Download a postgres image, and look at its history to determine its default volume usage:
```
[centos@node-0 ~]$ docker image pull postgres:9-alpine
[centos@node-0 ~]$ docker image inspect postgres:9-alpine

...
"Volumes": {
    "/var/lib/postgresql/data": {}
},
...
```
You should see a Volumes block like the above, indicating that those paths in the container filesystem will get volumes automatically mounted to them when a container is started based on this image.
Set up a running instance of this postgres container:
```
[centos@node-0 ~]$ docker container run --name some-postgres \
    -v db_backing:/var/lib/postgresql/data \
    -d postgres:9-alpine
```
Notice the explicit volume mount, -v db_backing:/var/lib/postgresql/data; if we hadn't done this, a randomly named volume would have been mounted to the container's /var/lib/postgresql/data. Naming the volume explicitly is a best practice that will become useful when we start mounting this volume in multiple containers.

Writing to the Database

The psql command line interface to postgres comes packaged with the postgres image; spawn it as a child process in your postgres container interactively, to create a postgres terminal:
```
[centos@node-0 ~]$ docker container exec \
    -it some-postgres psql -U postgres
```

Create an arbitrary table in the database:

postgres=# CREATE TABLE CATICECREAM(COAT TEXT, ICECREAM TEXT);
postgres=# INSERT INTO CATICECREAM VALUES('calico', 'strawberry');
postgres=# INSERT INTO CATICECREAM VALUES('tabby', 'lemon');

Double check you created the table you expected, and then quit this container:

postgres=# SELECT * FROM CATICECREAM;

  coat  |  icecream  
--------+------------
 calico | strawberry
 tabby  | lemon
(2 rows)

postgres=# \q

Delete the postgres container:

[centos@node-0 ~]$ docker container rm -f some-postgres

Create a new postgres container, mounting the db_backing volume just like last time:

[centos@node-0 ~]$ docker container run \
    --name some-postgres \
    -v db_backing:/var/lib/postgresql/data \
    -d postgres:9-alpine

Reconnect a psql interface to your database, also like before:

[centos@node-0 ~]$ docker container exec \
    -it some-postgres psql -U postgres

List the contents of the CATICECREAM table:
```
postgres=# SELECT * FROM CATICECREAM;
```
The contents of the database have survived the deletion and recreation of the database container; this would not have been true if the database was keeping its data in the writable container layer. As above, use \q to quit from the postgres prompt.
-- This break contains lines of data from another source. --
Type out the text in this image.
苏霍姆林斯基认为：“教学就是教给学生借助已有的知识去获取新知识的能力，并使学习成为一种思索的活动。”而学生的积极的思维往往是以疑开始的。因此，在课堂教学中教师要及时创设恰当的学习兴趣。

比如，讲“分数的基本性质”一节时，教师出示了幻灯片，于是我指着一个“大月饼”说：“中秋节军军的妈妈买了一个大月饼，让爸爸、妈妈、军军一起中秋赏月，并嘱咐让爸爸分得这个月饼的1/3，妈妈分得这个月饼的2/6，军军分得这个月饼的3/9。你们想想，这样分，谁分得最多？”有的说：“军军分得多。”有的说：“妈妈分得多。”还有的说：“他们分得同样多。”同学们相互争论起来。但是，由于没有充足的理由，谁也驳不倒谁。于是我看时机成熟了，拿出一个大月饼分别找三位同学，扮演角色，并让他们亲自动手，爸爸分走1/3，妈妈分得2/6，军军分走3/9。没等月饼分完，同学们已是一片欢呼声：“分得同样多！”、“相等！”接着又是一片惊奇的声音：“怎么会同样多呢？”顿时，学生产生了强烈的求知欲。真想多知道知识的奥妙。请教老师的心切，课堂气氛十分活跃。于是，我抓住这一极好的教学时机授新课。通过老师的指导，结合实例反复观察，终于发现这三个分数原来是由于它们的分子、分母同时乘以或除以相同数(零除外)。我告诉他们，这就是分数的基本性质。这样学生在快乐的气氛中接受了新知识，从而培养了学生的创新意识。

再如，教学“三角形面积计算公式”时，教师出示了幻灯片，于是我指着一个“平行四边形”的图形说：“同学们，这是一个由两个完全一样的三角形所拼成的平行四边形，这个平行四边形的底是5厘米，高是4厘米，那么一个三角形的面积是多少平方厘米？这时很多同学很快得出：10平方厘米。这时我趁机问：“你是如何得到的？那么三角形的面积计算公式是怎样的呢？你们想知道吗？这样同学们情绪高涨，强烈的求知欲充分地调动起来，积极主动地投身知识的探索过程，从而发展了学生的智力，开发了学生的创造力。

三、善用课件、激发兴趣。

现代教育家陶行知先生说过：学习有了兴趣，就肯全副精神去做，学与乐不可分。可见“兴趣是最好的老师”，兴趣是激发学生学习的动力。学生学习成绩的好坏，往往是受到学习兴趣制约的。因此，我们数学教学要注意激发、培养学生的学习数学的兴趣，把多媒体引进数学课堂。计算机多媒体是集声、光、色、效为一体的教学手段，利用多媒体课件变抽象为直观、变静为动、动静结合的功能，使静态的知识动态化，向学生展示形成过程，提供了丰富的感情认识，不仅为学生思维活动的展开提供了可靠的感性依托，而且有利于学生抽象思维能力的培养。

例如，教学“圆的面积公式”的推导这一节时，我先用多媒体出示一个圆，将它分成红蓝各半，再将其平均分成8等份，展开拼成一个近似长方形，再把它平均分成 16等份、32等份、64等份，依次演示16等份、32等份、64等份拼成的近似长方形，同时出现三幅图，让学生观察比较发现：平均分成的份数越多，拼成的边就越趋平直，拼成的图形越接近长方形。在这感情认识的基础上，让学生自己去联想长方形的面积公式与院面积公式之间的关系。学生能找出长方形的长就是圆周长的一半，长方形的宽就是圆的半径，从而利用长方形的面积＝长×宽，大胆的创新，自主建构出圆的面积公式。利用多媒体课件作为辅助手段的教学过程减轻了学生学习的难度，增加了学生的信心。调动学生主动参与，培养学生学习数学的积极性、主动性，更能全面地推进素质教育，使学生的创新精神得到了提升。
Running Multiple Database Containers

Create another postgres runtime, mounting the same backing volume:

[centos@node-0 ~]$ docker container run \
    --name another-postgres \
    -v db_backing:/var/lib/postgresql/data \
    -d postgres:9-alpine

Create another postgres interactive prompt, pointing at this new postgres container:

[centos@node-0 ~]$ docker container exec \
    -it another-postgres psql -U postgres

List the contents of the database one last time, again with SELECT * FROM CATICECREAM;. The database is readable exactly as it is from the other running database runtime, from this new postgres container.
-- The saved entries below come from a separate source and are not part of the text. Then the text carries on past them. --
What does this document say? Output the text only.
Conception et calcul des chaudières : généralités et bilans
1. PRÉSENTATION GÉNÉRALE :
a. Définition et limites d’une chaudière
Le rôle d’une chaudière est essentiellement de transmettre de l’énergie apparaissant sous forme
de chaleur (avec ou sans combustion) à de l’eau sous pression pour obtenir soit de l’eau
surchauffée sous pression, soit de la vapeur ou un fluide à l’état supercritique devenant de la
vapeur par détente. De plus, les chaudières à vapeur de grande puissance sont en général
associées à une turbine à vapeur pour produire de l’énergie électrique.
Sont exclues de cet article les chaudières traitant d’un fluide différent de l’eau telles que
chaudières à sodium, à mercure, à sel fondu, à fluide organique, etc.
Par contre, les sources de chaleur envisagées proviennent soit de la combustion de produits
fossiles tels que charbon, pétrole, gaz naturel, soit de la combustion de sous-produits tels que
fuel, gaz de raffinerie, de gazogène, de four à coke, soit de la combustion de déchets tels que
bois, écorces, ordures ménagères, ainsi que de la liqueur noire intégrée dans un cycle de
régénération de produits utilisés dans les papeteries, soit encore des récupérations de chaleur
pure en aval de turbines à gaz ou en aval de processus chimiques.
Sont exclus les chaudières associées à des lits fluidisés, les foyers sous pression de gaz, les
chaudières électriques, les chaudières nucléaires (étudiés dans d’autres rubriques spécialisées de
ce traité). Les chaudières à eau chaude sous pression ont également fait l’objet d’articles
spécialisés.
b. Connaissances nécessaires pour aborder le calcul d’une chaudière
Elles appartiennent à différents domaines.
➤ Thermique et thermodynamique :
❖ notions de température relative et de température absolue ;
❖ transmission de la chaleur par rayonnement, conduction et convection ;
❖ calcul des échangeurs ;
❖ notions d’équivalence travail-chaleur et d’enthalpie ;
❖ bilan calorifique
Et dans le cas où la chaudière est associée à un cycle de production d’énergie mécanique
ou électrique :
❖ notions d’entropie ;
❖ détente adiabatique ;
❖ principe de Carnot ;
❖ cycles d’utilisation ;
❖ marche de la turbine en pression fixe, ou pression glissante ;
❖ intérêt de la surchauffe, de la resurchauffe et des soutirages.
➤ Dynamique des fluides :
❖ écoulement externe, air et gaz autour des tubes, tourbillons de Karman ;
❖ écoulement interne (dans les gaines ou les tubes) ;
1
Clean up by removing all your containers and deleting your postgres volume:

[centos@node-0 ~]$ docker container rm -f $(docker container ls -aq)
[centos@node-0 ~]$ docker volume rm db_backing

Conclusion

Whenever data needs to live longer than the lifecycle of a container, it should be pushed out to a volume outside the container's filesystem; numerous popular databases are containerized using this pattern. In addition to making sure data survives container deletion, this pattern allows us to share data among multiple containers, so multiple database instances can access the same underlying data.